The employees union continues to deny a strike is on the horizon. Communication Workers of America Local 14759, which is representing the majority of the approximately 133 full- and part-time post-press production employees who bundle and stuff ads into newspapers traditionally called "mailroom" employees never held a strike vote, said Kent Anderson, president of CWA Local 7704, who is helping with contract negotiations.
The only vote by union members was on March 2 over a proposed three-year contract. About 35 employees attended, and 93 percent of them rejected the contract, Anderson said.
"If we would have had a strike vote, we would have to do the same process (as the contract vote) by secret ballot, and tally it," Anderson said.
Anderson said he could not verify what mailroom employees told management.
MediaOne took out classified ads this week in the News and Tribune seeking mailroom workers in order "to ensure a sufficient supply of mailroom employees if there was a strike. It is a common-sense action taken by any employer who is threatened with a strike," the MediaOne statement said.
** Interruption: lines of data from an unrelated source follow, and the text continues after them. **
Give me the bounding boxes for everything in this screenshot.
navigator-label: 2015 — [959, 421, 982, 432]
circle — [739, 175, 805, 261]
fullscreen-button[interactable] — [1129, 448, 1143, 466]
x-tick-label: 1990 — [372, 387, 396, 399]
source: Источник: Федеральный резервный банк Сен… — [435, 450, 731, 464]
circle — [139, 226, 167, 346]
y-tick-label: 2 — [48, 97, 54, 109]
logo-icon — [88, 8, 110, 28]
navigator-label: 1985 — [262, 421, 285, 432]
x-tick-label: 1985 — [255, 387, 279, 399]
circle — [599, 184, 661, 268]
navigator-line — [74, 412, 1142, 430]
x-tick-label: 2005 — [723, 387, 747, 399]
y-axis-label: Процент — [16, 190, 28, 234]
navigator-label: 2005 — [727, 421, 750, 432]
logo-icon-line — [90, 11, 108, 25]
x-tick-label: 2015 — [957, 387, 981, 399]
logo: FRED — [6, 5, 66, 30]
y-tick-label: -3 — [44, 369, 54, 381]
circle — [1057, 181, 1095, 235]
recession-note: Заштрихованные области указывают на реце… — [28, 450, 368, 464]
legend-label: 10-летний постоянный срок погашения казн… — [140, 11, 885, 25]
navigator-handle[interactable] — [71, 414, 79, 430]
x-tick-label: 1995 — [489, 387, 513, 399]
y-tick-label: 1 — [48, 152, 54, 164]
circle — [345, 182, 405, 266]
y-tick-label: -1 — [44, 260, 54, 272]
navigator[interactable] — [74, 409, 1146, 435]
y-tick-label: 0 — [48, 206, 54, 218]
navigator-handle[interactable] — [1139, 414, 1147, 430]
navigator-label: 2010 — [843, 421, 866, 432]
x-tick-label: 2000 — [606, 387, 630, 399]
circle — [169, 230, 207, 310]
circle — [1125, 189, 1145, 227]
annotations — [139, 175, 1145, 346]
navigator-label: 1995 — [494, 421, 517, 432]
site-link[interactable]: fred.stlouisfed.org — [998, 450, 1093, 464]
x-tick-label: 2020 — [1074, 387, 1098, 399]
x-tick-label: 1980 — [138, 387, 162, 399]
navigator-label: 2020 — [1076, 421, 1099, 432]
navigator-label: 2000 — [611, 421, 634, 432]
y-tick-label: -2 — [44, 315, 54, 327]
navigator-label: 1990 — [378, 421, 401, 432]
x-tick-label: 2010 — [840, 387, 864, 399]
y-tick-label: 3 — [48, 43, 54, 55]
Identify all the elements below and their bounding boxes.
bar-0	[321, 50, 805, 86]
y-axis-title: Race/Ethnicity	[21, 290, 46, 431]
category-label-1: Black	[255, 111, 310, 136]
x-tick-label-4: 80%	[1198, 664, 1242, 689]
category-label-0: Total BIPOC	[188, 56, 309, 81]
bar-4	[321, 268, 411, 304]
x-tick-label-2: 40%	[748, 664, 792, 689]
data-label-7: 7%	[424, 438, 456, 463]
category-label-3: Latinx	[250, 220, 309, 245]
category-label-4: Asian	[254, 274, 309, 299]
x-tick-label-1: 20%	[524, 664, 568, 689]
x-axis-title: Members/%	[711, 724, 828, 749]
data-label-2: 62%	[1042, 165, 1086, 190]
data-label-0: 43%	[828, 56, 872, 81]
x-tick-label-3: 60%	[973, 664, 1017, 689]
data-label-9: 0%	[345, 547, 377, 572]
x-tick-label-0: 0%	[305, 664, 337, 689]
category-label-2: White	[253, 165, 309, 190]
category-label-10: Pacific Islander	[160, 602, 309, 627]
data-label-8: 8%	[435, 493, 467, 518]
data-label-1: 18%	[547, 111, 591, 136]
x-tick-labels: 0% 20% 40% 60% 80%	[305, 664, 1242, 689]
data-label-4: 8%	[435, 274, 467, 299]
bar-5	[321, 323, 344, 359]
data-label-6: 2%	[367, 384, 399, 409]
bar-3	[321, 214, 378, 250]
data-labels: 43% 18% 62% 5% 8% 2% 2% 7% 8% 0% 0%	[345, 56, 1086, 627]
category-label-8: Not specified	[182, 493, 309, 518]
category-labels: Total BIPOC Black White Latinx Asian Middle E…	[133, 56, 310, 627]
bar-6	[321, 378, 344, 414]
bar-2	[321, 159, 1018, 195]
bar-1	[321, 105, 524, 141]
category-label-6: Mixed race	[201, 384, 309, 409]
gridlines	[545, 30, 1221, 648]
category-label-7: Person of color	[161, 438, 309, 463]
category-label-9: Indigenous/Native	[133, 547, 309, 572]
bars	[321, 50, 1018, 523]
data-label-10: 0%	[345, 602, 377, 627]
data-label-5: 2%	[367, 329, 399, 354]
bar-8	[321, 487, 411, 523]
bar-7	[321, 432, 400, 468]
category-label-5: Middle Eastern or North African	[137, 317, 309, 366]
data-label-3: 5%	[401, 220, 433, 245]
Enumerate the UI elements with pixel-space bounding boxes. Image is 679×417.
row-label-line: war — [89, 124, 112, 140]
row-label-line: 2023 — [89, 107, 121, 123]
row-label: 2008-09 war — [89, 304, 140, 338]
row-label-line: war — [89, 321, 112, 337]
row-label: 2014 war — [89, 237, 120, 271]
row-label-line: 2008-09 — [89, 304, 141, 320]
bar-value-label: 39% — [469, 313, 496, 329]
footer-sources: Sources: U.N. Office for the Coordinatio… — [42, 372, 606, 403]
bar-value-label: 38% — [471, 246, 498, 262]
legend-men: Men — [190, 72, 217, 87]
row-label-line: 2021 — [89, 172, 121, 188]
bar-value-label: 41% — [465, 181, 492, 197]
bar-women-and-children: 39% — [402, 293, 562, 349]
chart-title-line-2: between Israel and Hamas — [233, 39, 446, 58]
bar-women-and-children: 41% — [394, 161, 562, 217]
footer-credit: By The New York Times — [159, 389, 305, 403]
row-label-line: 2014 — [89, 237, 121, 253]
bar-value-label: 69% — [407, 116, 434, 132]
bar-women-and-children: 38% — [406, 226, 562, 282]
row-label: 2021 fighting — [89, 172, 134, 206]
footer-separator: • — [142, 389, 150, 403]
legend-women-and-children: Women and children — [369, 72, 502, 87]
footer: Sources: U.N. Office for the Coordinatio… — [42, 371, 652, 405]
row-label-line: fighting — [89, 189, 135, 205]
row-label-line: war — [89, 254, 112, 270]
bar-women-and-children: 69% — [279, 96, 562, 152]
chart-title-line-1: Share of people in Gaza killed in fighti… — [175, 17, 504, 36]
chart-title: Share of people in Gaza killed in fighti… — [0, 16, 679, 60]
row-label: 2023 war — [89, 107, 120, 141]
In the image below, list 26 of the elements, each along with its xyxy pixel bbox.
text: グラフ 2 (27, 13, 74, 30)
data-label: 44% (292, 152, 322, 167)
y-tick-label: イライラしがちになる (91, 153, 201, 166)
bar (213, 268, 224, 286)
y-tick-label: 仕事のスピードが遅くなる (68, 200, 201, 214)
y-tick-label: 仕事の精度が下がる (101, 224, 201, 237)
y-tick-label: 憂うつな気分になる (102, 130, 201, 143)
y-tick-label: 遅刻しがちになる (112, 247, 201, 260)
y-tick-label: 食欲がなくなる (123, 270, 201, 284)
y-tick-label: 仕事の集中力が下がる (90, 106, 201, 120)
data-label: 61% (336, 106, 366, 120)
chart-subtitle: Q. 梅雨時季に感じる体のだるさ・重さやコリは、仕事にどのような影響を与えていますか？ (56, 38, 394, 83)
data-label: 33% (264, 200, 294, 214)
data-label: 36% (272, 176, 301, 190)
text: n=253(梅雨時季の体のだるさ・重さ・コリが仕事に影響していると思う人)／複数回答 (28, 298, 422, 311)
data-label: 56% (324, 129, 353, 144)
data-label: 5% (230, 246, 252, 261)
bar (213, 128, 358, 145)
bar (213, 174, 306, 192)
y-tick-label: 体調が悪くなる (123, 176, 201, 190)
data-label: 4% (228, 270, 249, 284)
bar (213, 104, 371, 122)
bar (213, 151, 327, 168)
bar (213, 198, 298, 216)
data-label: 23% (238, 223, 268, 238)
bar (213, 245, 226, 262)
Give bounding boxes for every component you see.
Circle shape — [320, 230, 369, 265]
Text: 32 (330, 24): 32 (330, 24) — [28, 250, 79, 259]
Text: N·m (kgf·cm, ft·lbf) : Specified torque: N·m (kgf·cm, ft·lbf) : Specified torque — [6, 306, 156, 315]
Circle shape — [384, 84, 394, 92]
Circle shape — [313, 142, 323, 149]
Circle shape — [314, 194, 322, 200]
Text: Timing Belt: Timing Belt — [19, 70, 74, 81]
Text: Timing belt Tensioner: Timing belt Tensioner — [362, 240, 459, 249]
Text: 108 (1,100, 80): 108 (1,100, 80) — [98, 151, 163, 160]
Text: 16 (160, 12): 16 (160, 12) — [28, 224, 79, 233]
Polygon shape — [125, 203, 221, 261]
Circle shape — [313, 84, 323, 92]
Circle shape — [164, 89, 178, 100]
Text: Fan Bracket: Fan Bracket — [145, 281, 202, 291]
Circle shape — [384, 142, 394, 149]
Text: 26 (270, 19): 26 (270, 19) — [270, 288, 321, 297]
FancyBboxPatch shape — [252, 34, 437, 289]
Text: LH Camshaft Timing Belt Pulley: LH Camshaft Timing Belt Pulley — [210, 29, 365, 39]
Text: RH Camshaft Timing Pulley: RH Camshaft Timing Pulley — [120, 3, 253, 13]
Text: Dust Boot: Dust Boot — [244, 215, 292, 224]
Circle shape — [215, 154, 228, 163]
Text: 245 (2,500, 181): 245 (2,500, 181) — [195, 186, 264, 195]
The mailroom employees' two-year contract expired in December.
The proposed contract rejected by the union members would have changed the overtime pay from the current 36 1/4 hours a week to 38 1/2 hours the first year of the contract and then 40 hours after. Overall pay increase employees currently enjoy would be replaced by merit pay.
Seniority also would have changed if the contract had been approved. One job position would have been eliminated and two would have have been added, and employees in the eliminated position would get to work in a higher-paying position, according to the statement by MediaOne.
Both MediaOne and union leaders said they want to continue negotiating a new contract in good faith.